Norman bebía agua ruidosamente, chapoteando con la lengua. Lucas lo miraba como si fuera un campeón.
—Mamita, el que parece leoncito es “Chou Chou” —dijo, tirándose de espaldas sobre el colchón.
—¿Uno pelucón que ha entrado hoy?
—No, no. Ese era un Samoyedo. Ese es grande. Su dueño es un gringo.
—¿Y cómo sabes que es gringo, pues?
—Porque me ha preguntado: “¿Cómo te llamas?”, pero con voz de gringo.
—¿Y cómo es la voz de gringo?
—Como en la tele, pues. ¡Ay, Carmen! No me entiendes.

Carmen se rió. “Esta criatura…” Pensó en corregirle lo de llamarla Carmen, pero lo dejó pasar.
—¿Qué más te ha dicho?
—Le dije: “Me llamo Lucas” y el gringo dijo: “¿Estamos locos, Lucas?”. Me he reído, era chistoso.

Carmen dejó de sonreír. Siempre le repetía lo mismo: por más que alguien te caiga bien, nunca te vas con él o con ella. También había mujeres roba-niños. Lucas ya lo sabía, pero igual la miraba con cara de “ya, mamita, otra vez con eso”.
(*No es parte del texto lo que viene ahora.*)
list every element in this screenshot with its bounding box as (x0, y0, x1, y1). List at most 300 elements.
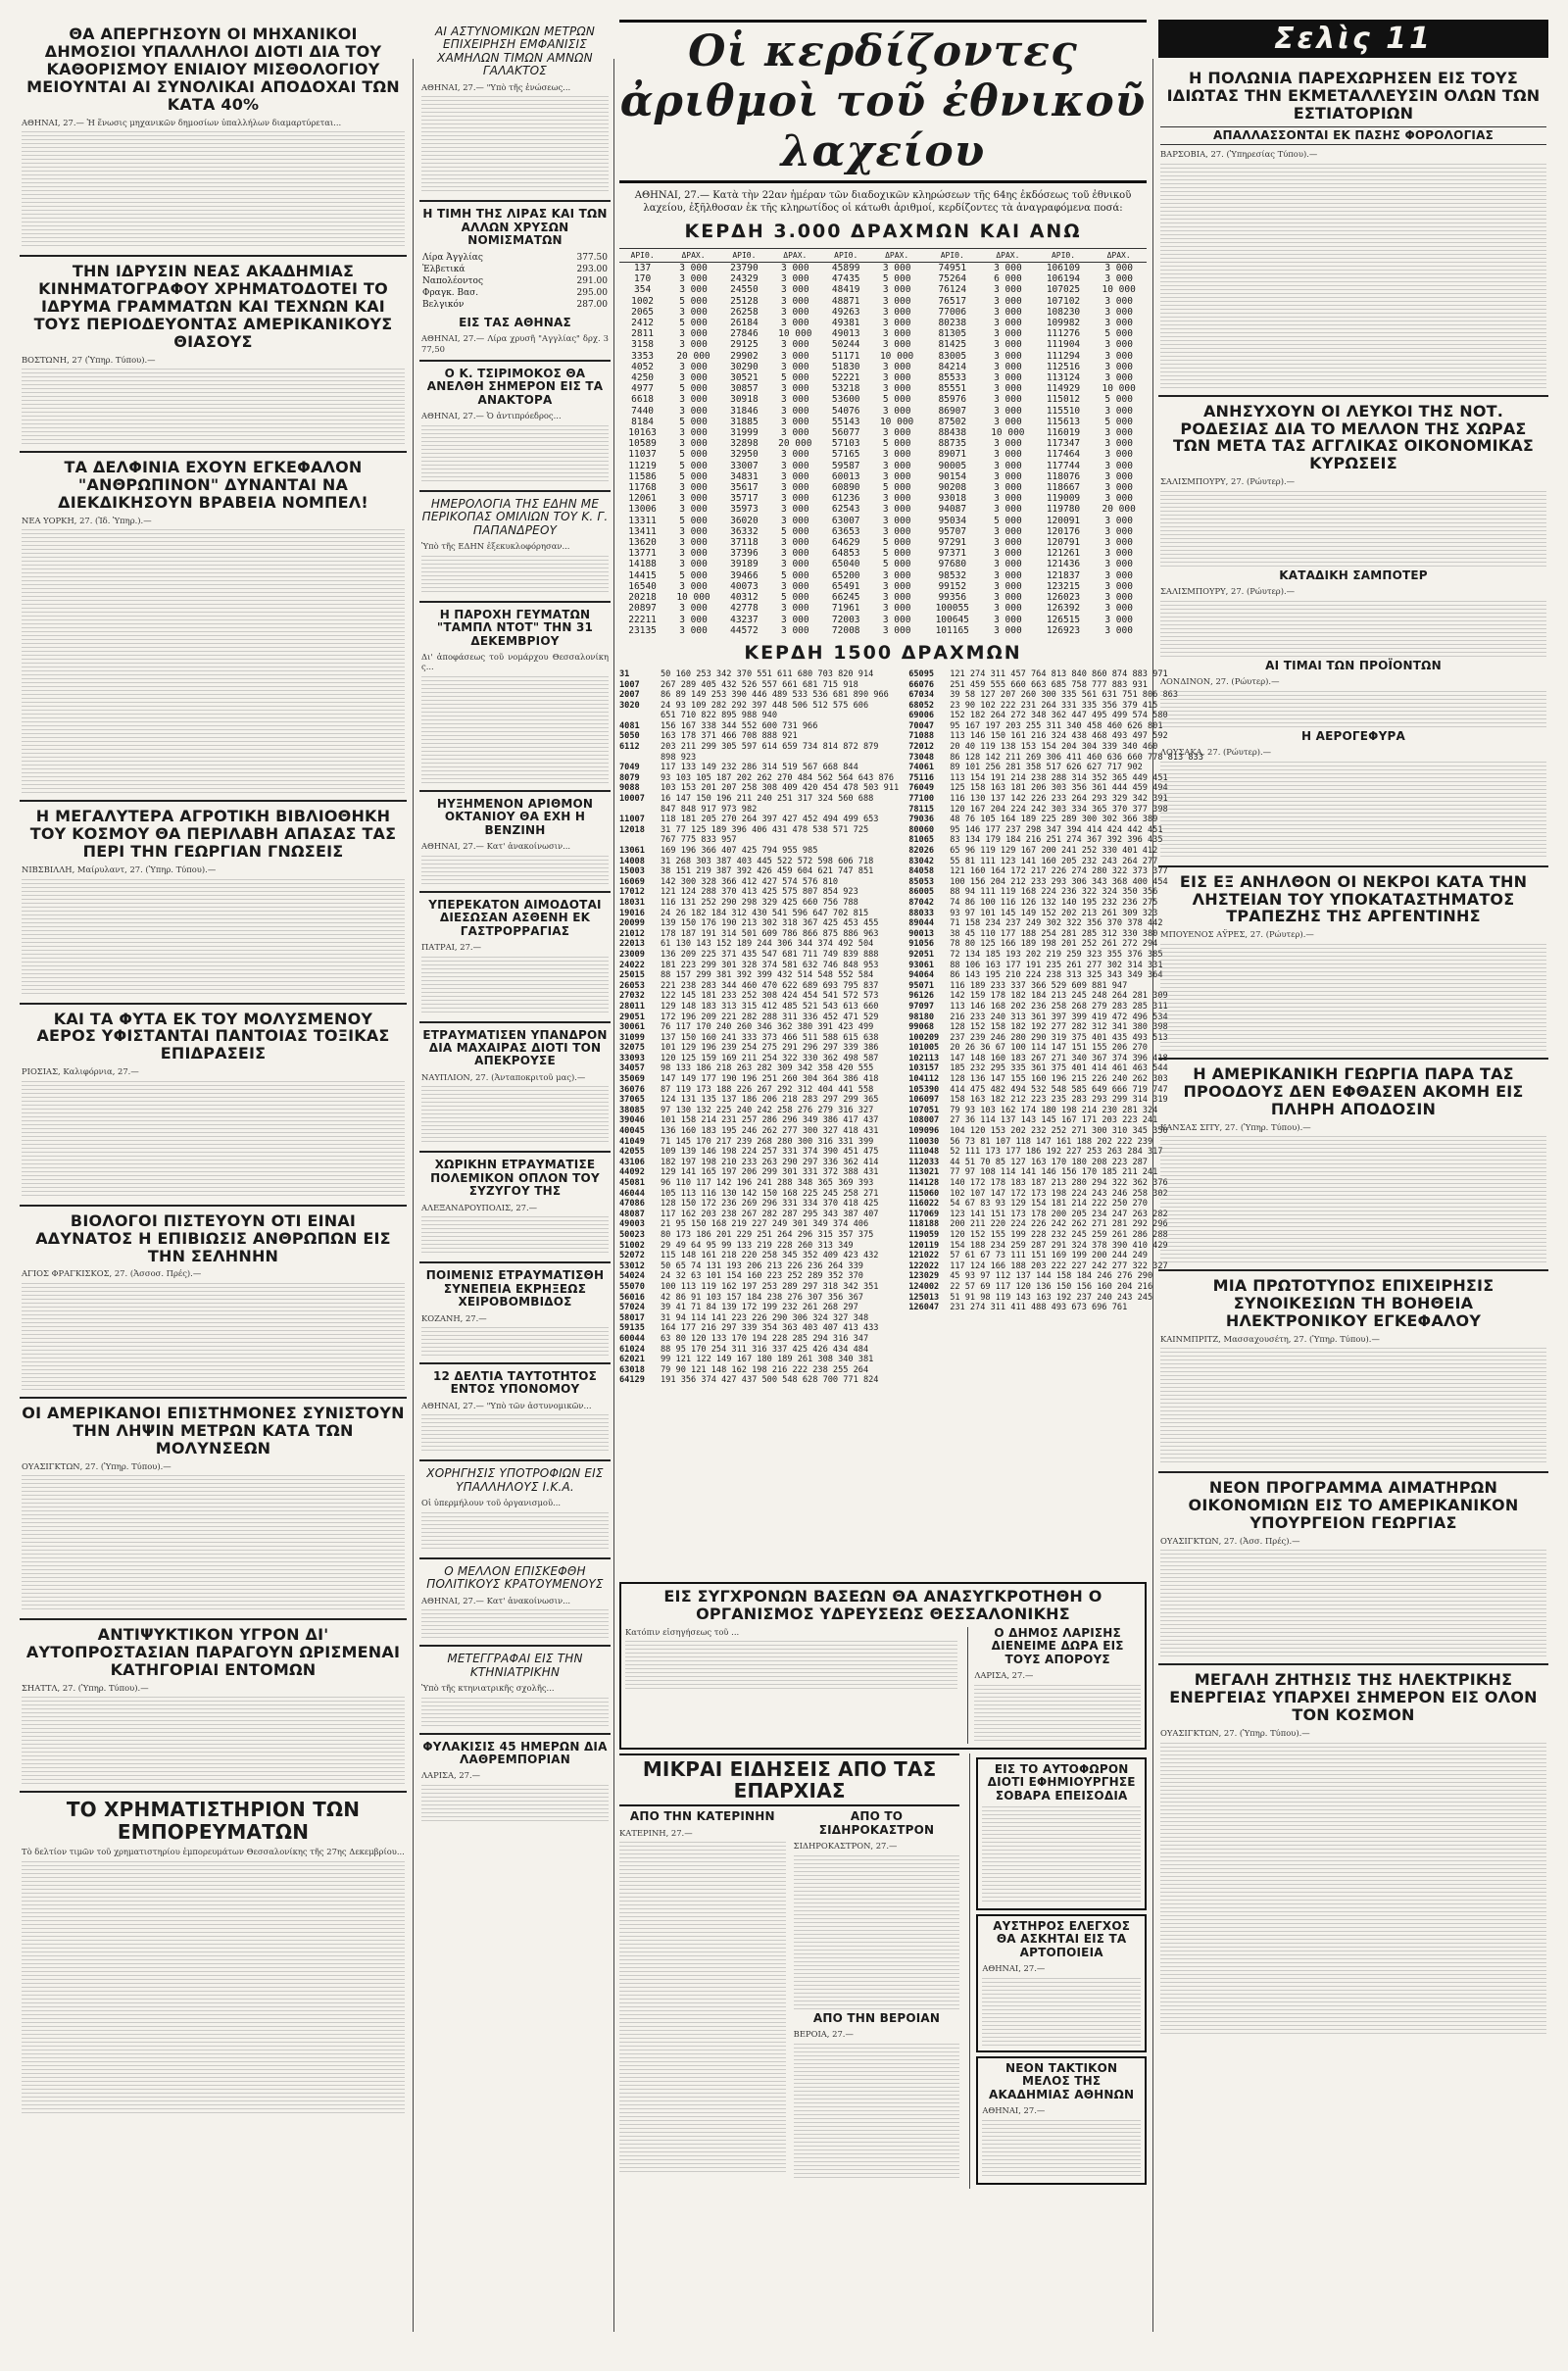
ticket-number: 137 (634, 263, 652, 273)
lottery-row (619, 559, 1147, 569)
prize-amount: 3 000 (1104, 493, 1133, 505)
ticket-number: 71961 (831, 603, 860, 615)
prize-amount: 3 000 (882, 328, 911, 340)
series-endings: 414 475 482 494 532 548 585 649 666 719 747 (950, 1084, 1168, 1095)
prize-amount: 20 000 (1102, 504, 1136, 516)
prize-amount: 3 000 (1104, 592, 1133, 604)
series-endings: 72 134 185 193 202 219 259 323 355 376 385 (950, 949, 1163, 960)
prize-amount: 3 000 (1104, 614, 1133, 625)
dateline: Δι' ἀποφάσεως τοῦ νομάρχου Θεσσαλονίκης... (421, 651, 609, 672)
Se echaron a dormir: madre e hijo abrazados, Norman acurrucado a los pies, caliente como una botella de agua. Carmen miró el techo. A veces recordaba a Colque y Willka, sus perros de niña en Huanoquite: grandes, marrones, libres. No como los perros de ciudad, siempre con correa, vacunados, bañados con champús que olían más caro que cualquier perfume que ella hubiera usado.

Hacía poco una vecina le contó que habían abierto una piscina para perros. Otra que había trabajado cortándoles las uñas. Y una más que paseaba perros a veinte soles la hora. Carmen, que apenas sacaba eso en una mañana, pensaba que todo eso era parte del “progreso” de las grandes ciudades. Progreso para ellos, murmuraba por dentro, sin ganas de que nadie la oyera.

Esa noche, apenas se hubo dormido, la arrastró uno de esos sueños que la dejaban sudando. Doña Lorena, su expatrona, la agarraba de las trenzas en plena avenida, gritándole que cómo se había atrevido a ponerle el nombre de su hijo a un perro. La bofetada ardía igual que hacía años. Carmen se despertó agitada, miró a Lucas dormido y pensó: Algún día le contaré. Sólo a él.

El niño con el perro blanco salió de la pastelería como si portara un tesoro. El peluche vivía, respiraba y movía la cola, y Lucas no pudo contenerse.
—Hola. ¿Qué raza es tu perro?
—Es un Pomerania. Va a cumplir un año —respondió el otro, orgulloso.
El perro olió a Norman y ambos se saludaron con ladridos cortos, como codazos entre amigos.

—Está bonito. ¿Cómo se llama? —preguntó Lucas.
—Se llama Lucas —dijo el niño.
Lucas rió, nervioso. Acarició al perro que llevaba su nombre. Pelaje tan suave que los dedos se hundían sin resistencia.
—El mío es chusquito, pero es el más rápido.
—Lucas también es rápido, puede ganarle al tuyo.
—¿Y si jugamos a una carrera?

“A la una, a las dos, a las tres… ¡fuera!”

Soltaron a los perros. Norman dio un paso y se quedó quieto, como pensando. El Pomerania, en cambio, salió disparado… hacia la pista.

—¡Luuuucas! —gritó su dueño.

Lucas, el niño, corrió. Lo atrapó justo antes de que un motociclista doblara la esquina sin frenar. Un golpe seco, un destello de ruido, y los dos salieron despedidos.

Un chillido agudo, no se sabía si de perro o de niño, se mezcló con gritos y pasos. Lucas, el pequeño, yacía inmóvil en la acera. El Pomerania pataleaba en brazos de su dueño, chillando con una pata torcida. Norman ladraba sin parar.

Carmen llegó corriendo, la respiración cortada como si hubiera tragado aire helado. Se arrodilló junto a su hijo.
—¡Ayúdenme, por favor!
—No le levante la cabeza —dijo alguien.
—Ya han llamado a una ambulancia —aseguró otra voz.

El círculo de curiosos creció. El sol seguía pegando con fuerza, pero el aire se había enfriado alrededor. A lo lejos, una sirena.

—¡Hagan espacio para que estacionen! —ordenó alguien.

Se abrió paso una ambulancia blanca con letras azules: Emergencias Veterinarias. Se llevaron al otro Lucas, al Pomerania, envuelto en una manta, sin quejarse ya.

—No se preocupe, señora —le dijo un hombre de saco y corbata, posando una mano en su hombro—. Ya debe estar por llegar la otra ambulancia.

Carmen no lo miró. Siguió agachada, con la mano de su hijo tibia dentro de la suya.